Vascular plants (also known as tracheophytes or higher plants) are those plants that have lignified tissues for conducting water, minerals, and photosynthetic products through the plant. Vascular plants include the ferns, clubmosses, flowering plants, conifers and other gymnosperms. Scientific names for the group include Tracheophyta and Tracheobionta, but neither name is very widely used.
Water transport happens in either xylem or phloem: xylem carries water and inorganic solutes upward toward the leaves from the roots, while phloem carries organic solutes throughout the plant. Group of plants having lignified conducting tissue (xylem vessels or tracheids).
Nutrients and water from the soil and the organic compound produces in leaves are distributed to specific areas in the plant through the xylem and phloem. The xylem draws water and nutrients up from the roots to the upper sections of the plant's body, and the phloem conducts other materials, such as the glucose produced during photosynthesis, which gives the plant energy to keep growing and seeding.
The xylem consists of tracheids, which are dead hard-walled cells arranged to form tiny tubes to function in water transport. A tracheid cell wall usually contains the polymer lignin. The phloem however consists of living cells called sieve-tube members. Between the sieve-tube members are sieve plates, which have pores to allow molecules to pass through. Sieve-tube members lack such organs as nuclei or ribosomes, but cells next to them, the companion cells, function to keep the sieve-tube members alive.

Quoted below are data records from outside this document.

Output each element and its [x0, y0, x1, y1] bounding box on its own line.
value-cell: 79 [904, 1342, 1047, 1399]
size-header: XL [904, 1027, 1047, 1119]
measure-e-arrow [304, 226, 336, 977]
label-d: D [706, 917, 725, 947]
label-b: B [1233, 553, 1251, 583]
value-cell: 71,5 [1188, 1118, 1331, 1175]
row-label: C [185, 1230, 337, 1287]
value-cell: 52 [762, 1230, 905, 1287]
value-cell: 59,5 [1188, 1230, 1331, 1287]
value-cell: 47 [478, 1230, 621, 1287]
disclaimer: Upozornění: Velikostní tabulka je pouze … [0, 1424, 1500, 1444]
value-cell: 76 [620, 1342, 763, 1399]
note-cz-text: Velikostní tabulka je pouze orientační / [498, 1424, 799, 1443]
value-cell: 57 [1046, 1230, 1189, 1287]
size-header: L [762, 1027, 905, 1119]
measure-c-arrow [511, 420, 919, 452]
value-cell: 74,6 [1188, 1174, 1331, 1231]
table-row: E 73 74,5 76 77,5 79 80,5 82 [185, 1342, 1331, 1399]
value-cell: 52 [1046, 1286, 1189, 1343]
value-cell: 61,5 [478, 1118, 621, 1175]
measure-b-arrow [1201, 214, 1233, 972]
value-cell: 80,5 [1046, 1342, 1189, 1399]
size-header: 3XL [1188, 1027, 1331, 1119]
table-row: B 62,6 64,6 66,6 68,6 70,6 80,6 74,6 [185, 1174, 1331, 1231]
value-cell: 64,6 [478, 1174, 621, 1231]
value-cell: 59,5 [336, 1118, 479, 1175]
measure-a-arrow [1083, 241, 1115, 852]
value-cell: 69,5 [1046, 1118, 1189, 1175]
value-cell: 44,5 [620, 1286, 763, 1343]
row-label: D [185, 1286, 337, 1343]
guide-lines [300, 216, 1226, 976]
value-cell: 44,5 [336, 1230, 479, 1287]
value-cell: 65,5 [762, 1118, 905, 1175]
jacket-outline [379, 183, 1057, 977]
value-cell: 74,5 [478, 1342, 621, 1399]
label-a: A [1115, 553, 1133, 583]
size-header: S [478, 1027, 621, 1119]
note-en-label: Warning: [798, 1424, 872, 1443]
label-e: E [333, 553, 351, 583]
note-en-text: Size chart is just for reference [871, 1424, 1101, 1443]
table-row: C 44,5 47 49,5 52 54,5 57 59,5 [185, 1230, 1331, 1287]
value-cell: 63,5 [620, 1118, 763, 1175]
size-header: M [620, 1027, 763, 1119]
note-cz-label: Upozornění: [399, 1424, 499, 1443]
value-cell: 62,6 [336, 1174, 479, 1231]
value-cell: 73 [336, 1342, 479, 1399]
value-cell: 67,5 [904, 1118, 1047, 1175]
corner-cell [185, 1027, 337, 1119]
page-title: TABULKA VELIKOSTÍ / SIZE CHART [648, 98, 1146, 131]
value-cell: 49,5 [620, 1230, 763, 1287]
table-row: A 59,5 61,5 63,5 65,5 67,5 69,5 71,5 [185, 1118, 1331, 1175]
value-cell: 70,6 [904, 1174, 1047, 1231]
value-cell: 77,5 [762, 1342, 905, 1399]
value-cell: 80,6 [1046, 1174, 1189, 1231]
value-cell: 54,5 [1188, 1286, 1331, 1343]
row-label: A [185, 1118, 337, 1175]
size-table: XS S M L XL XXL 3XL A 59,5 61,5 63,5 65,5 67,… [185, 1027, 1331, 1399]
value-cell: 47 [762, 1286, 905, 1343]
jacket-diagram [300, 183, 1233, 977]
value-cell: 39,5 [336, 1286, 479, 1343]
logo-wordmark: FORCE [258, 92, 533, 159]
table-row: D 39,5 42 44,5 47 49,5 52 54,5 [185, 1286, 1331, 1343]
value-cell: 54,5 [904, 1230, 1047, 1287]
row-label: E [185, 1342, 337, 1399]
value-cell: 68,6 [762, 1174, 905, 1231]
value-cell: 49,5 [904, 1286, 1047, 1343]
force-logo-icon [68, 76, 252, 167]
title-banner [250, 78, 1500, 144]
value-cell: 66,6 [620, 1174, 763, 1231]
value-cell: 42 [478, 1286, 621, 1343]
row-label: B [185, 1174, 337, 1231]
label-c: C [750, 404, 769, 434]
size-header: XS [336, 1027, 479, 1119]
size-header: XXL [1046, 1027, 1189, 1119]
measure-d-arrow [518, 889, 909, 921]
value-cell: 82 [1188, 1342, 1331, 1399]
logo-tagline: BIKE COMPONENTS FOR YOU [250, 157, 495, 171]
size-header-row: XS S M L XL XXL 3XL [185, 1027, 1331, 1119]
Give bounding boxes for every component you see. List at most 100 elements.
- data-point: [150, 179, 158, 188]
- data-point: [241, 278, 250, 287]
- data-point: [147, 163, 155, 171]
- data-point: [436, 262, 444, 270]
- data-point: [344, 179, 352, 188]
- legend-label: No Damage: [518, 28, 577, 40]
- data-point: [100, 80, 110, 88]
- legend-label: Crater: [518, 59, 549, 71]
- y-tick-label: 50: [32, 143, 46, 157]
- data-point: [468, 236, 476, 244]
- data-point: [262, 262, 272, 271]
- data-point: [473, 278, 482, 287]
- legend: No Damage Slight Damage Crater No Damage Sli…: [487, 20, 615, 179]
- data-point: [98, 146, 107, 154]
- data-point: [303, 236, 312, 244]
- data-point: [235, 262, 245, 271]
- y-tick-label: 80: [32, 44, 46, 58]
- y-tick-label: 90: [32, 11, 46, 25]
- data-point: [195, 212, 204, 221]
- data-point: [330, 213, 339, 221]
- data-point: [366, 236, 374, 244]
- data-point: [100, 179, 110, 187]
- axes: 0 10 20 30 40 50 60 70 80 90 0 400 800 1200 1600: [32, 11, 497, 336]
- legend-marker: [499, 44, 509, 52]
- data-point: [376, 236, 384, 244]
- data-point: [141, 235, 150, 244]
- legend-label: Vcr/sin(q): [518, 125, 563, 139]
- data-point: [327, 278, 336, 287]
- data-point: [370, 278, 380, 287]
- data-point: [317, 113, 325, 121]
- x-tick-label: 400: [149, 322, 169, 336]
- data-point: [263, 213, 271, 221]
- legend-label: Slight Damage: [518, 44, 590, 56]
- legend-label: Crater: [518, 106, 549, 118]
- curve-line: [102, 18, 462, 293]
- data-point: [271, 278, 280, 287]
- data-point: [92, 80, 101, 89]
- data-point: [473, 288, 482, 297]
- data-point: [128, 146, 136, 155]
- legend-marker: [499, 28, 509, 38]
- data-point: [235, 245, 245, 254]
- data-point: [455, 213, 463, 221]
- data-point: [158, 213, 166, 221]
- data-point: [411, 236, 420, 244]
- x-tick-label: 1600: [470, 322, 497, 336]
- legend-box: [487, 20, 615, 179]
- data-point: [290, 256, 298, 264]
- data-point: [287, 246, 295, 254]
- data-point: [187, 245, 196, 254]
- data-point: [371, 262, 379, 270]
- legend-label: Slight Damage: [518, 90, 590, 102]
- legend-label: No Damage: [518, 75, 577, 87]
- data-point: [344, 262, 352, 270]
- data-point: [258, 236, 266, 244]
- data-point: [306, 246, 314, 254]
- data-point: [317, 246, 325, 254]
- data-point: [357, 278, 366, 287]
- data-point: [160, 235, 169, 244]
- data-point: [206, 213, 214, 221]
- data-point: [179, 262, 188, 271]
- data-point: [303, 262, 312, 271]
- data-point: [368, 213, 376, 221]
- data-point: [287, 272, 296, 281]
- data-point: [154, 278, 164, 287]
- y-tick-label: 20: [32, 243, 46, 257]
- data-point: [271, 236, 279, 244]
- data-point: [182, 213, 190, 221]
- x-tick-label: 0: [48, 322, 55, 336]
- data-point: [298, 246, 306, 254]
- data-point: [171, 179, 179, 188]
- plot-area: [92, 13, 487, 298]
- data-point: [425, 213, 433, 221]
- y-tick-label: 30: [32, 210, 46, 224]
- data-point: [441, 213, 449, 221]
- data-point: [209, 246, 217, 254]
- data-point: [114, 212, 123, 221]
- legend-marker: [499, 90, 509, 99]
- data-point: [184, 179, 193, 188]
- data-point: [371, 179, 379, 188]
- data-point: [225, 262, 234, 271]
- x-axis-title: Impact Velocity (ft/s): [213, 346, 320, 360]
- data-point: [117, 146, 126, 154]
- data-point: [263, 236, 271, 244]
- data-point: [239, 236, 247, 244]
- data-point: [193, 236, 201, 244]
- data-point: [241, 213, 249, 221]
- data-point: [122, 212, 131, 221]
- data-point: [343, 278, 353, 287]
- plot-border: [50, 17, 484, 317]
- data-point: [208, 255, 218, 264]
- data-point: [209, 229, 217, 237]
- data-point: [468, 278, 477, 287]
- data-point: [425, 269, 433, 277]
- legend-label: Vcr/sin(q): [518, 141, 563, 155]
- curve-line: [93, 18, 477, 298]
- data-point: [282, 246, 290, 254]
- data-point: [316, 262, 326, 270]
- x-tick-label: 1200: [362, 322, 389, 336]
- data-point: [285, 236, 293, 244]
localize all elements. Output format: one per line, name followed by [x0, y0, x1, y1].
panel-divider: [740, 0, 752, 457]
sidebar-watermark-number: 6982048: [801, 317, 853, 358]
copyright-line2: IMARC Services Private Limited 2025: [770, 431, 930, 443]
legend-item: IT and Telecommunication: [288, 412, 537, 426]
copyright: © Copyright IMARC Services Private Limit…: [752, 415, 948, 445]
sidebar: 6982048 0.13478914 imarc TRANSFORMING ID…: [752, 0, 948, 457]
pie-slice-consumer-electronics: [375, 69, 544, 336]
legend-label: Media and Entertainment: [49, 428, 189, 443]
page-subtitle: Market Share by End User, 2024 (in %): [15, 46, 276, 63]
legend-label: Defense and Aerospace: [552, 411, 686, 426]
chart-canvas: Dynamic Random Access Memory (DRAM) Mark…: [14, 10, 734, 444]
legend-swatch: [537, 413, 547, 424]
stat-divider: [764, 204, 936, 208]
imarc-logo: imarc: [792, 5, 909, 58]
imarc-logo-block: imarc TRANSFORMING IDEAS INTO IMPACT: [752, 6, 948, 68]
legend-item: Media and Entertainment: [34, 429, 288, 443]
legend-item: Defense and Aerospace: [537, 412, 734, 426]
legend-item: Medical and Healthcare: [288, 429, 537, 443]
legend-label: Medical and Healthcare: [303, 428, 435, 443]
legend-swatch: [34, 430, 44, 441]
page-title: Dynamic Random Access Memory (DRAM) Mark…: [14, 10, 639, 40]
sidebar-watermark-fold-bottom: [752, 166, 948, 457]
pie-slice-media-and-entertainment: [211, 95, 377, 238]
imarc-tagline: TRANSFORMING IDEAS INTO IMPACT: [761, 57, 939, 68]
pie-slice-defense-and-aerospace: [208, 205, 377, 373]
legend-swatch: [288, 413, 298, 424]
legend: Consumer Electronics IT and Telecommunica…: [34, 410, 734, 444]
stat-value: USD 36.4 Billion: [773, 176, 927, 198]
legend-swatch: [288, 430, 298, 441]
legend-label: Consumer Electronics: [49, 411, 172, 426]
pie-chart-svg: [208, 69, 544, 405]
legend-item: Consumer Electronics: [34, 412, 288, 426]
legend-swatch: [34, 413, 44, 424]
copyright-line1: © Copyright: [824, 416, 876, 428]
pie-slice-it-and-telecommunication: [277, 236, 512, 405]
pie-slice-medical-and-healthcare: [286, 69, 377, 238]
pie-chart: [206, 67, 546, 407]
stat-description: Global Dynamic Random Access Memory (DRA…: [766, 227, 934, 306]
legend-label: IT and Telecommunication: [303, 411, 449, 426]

Movement of nutrients, water, sugars and waste is effected by transpiration, conduction and absorption.
Water is transpired from the plants leaves via stomata, carried there via leaf veins and vascular bundles within the plants cambium layer. The movement of water out of the leaf stomata creates, when the leaves are considered collectively, a transpiration pull. The pull is created through water surface tension within the plant cells. The draw of water upwards is assisted by the movement of water into the roots via osmosis. This process also assists the plant in absorbing nutrients from the soil as soluble salts, a process known as absorption.